Outras vezes são déficits nutricionais que levam ao sintoma, como por exemplo (o mais comum deles) a ferropenia, ou déficit de ferro. Que muitas vezes ainda não cursa com anemia, apenas redução dos estoques de ferro. Um quadro comum em mulheres, por conta das perdas de ferro via menstruação ou baixa ingestão de fontes de ferro. Cabe ao nutrólogo pedir o panorama do ferro para identificar se existe correlação da fadiga com um provável déficit de ferro.
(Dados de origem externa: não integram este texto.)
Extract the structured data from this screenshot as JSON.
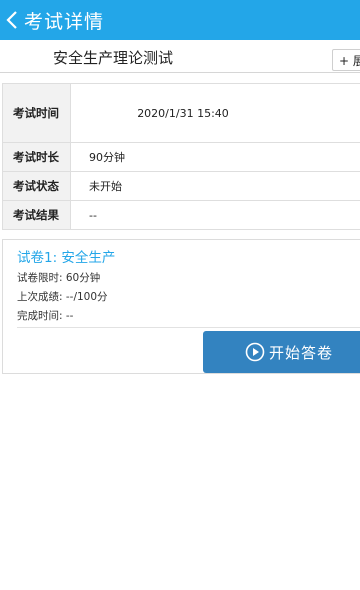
{
  "app": {
    "title": "考试详情"
  },
  "exam": {
    "name": "安全生产理论测试",
    "expand_label": "+ 展开"
  },
  "details": [
    {
      "label": "考试时间",
      "value": "2020/1/31 15:40"
    },
    {
      "label": "考试时长",
      "value": "90分钟"
    },
    {
      "label": "考试状态",
      "value": "未开始"
    },
    {
      "label": "考试结果",
      "value": "--"
    }
  ],
  "paper": {
    "title": "试卷1: 安全生产",
    "time_limit": "试卷限时: 60分钟",
    "last_score": "上次成绩: --/100分",
    "completed_time": "完成时间: --",
    "start_label": "开始答卷"
  },
  "colors": {
    "topbar": "#23a6e8",
    "accent_text": "#23a6e8",
    "start_button": "#3383c0"
  }
}
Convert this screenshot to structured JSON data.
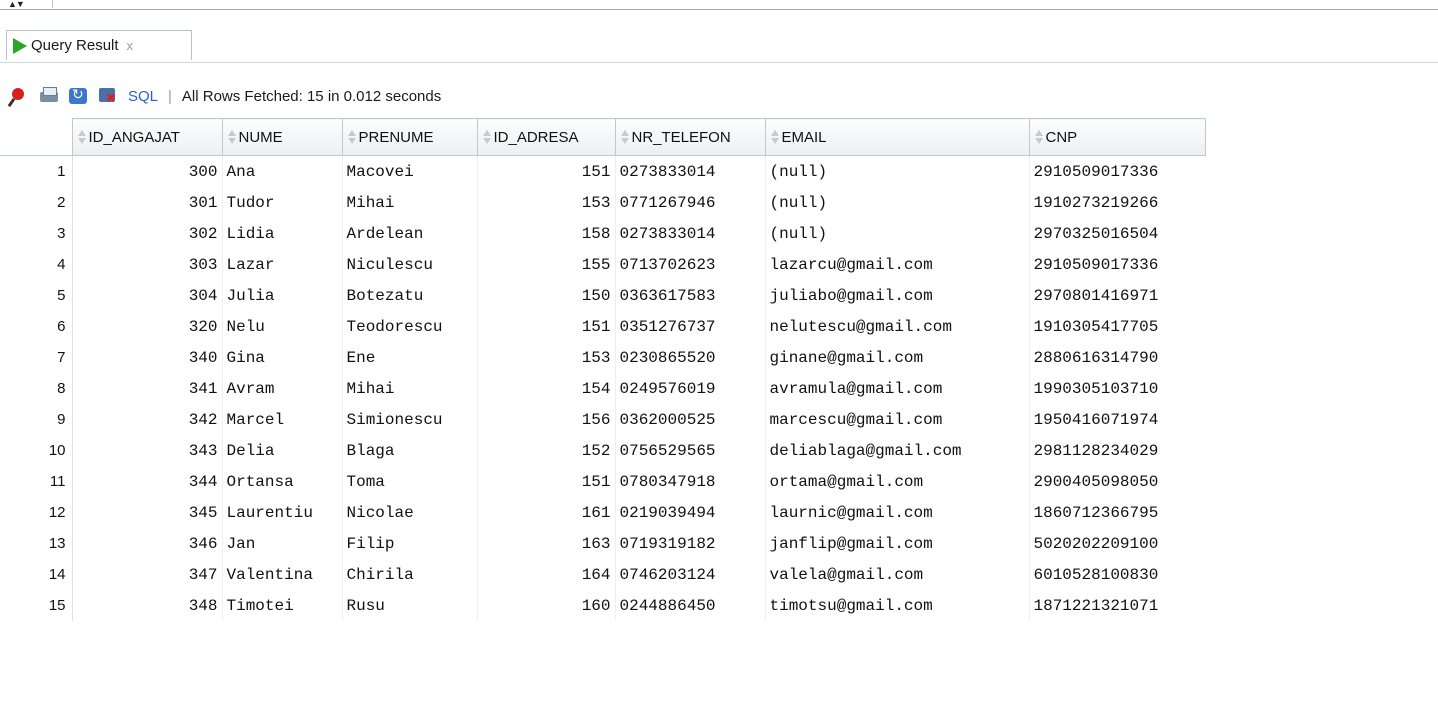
{
  "tab": {
    "label": "Query Result",
    "close_label": "x"
  },
  "toolbar": {
    "sql_label": "SQL",
    "separator": "|",
    "status": "All Rows Fetched: 15 in 0.012 seconds",
    "icons": [
      "pin-icon",
      "print-icon",
      "refresh-icon",
      "rollback-icon"
    ]
  },
  "grid": {
    "columns": [
      "ID_ANGAJAT",
      "NUME",
      "PRENUME",
      "ID_ADRESA",
      "NR_TELEFON",
      "EMAIL",
      "CNP"
    ],
    "rows": [
      [
        "1",
        "300",
        "Ana",
        "Macovei",
        "151",
        "0273833014",
        "(null)",
        "2910509017336"
      ],
      [
        "2",
        "301",
        "Tudor",
        "Mihai",
        "153",
        "0771267946",
        "(null)",
        "1910273219266"
      ],
      [
        "3",
        "302",
        "Lidia",
        "Ardelean",
        "158",
        "0273833014",
        "(null)",
        "2970325016504"
      ],
      [
        "4",
        "303",
        "Lazar",
        "Niculescu",
        "155",
        "0713702623",
        "lazarcu@gmail.com",
        "2910509017336"
      ],
      [
        "5",
        "304",
        "Julia",
        "Botezatu",
        "150",
        "0363617583",
        "juliabo@gmail.com",
        "2970801416971"
      ],
      [
        "6",
        "320",
        "Nelu",
        "Teodorescu",
        "151",
        "0351276737",
        "nelutescu@gmail.com",
        "1910305417705"
      ],
      [
        "7",
        "340",
        "Gina",
        "Ene",
        "153",
        "0230865520",
        "ginane@gmail.com",
        "2880616314790"
      ],
      [
        "8",
        "341",
        "Avram",
        "Mihai",
        "154",
        "0249576019",
        "avramula@gmail.com",
        "1990305103710"
      ],
      [
        "9",
        "342",
        "Marcel",
        "Simionescu",
        "156",
        "0362000525",
        "marcescu@gmail.com",
        "1950416071974"
      ],
      [
        "10",
        "343",
        "Delia",
        "Blaga",
        "152",
        "0756529565",
        "deliablaga@gmail.com",
        "2981128234029"
      ],
      [
        "11",
        "344",
        "Ortansa",
        "Toma",
        "151",
        "0780347918",
        "ortama@gmail.com",
        "2900405098050"
      ],
      [
        "12",
        "345",
        "Laurentiu",
        "Nicolae",
        "161",
        "0219039494",
        "laurnic@gmail.com",
        "1860712366795"
      ],
      [
        "13",
        "346",
        "Jan",
        "Filip",
        "163",
        "0719319182",
        "janflip@gmail.com",
        "5020202209100"
      ],
      [
        "14",
        "347",
        "Valentina",
        "Chirila",
        "164",
        "0746203124",
        "valela@gmail.com",
        "6010528100830"
      ],
      [
        "15",
        "348",
        "Timotei",
        "Rusu",
        "160",
        "0244886450",
        "timotsu@gmail.com",
        "1871221321071"
      ]
    ]
  }
}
As vitaminas do complexo B, em especial B1, B2, B3, B5 são vitaminas “energéticas”, ou seja, que participam com metabolismo energético (para produção de energia, via ciclo de Krebs). A baix ingestão de qualquer uma delas pode levar ao surgimento do sintoma: fadiga. E como o nutrólogo saberá? Dosando? Não. A dosagem delas geralmente não é confiável pelos métodos disponíveis. Fazemos com auxílio de um nutricionista o inquérito alimentar, jogamos em um software e vemos que o paciente está atingindo os níveis mínimos dessas vitaminas. Uma vez identificado a suspeita de déficit, tentamos através do ajuste alimentar corrigir o provável déficit ou através da suplementação.
Vitamina B9 e B12
Ambas vitaminas quando deficitárias podem levar ao surgimento de fadiga, já que ambas podem levar a anemia. Ou seja, cabe ao nutrólogo investivar o déficit. Mas nesse caso a dosagem de ambas pode ser útil e confiável.
Em resumo, o nutrólogo pode auxiliar muito na investigação da fadiga, desde que ele tenha experiência. Infelizmente o que se vê hoje, são profissionais justificando fadiga com “déficits hormonais” e saem prescrevendo hormônios iatrogenicamente, sem antes investigar o básico.
Além disso, o nutrólogo deve ser sapiência e expertise para entender quando deve encaminhar esse paciente para o médico do sono, pneumologista, cardiologistas, endócrino, , neurologista, infectologista e até mesmo psiquiatra. Por ser uma queixa que demanda tempo na investigação, os pacientes ficam desassistidos e sofrem gaslighting médico.